In deze zaak heeft de Rechtbank Overijssel op 5 juli 2016 uitspraak gedaan in een civiele procedure tussen [eiser] en de besloten vennootschap [X], h.o.d.n. Domica Zwolle. De zaak betreft de terugvordering van bemiddelingskosten die door [eiser] onverschuldigd zijn betaald aan de eenmanszaak van de heer [A], die op 31 december 2015 is ingebracht in de besloten vennootschap [X]. De eiser vorderde een bedrag van € 1.279,81, vermeerderd met wettelijke rente en kosten, omdat hij meende dat de bemiddelingskosten onterecht waren betaald aan de eenmanszaak, die inmiddels niet meer bestond.

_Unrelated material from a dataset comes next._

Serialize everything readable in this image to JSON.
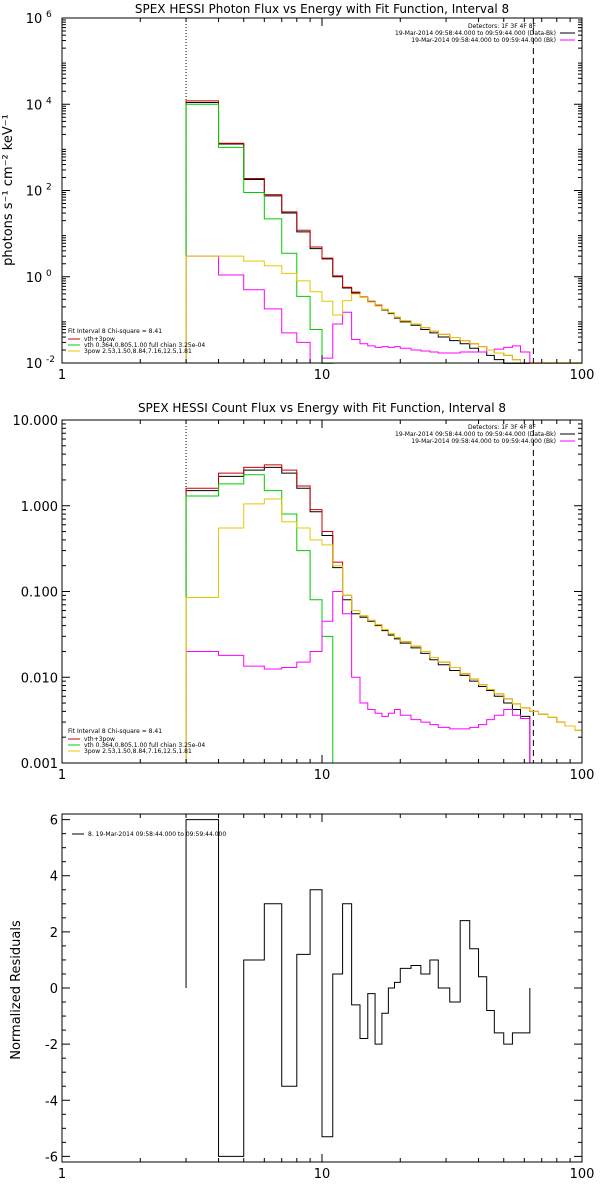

De rechtbank heeft vastgesteld dat de eiser een huurovereenkomst had gesloten met de eigenaar van een woning, waarbij bemiddelingskosten aan Domica zijn betaald. Na de inbreng van de eenmanszaak in de besloten vennootschap, stelde de eiser dat [X] nu verantwoordelijk was voor de terugbetaling van deze kosten. De gedaagde partij, [X], betwistte de vordering en stelde dat zij niet gehouden was tot terugbetaling, omdat de betaling was gedaan aan de eenmanszaak vóór de oprichting van [X].
De rechtbank oordeelde dat er sprake was van schuldoverneming, omdat de vordering tot terugbetaling van de bemiddelingskosten was overgenomen door [X] na de inbreng van de eenmanszaak. De rechtbank wees de vordering van [eiser] toe, omdat [X] niet had aangetoond dat de vordering niet was ingebracht in de vennootschap. De rechtbank veroordeelde [X] tot betaling van het gevorderde bedrag, vermeerderd met wettelijke rente en proceskosten.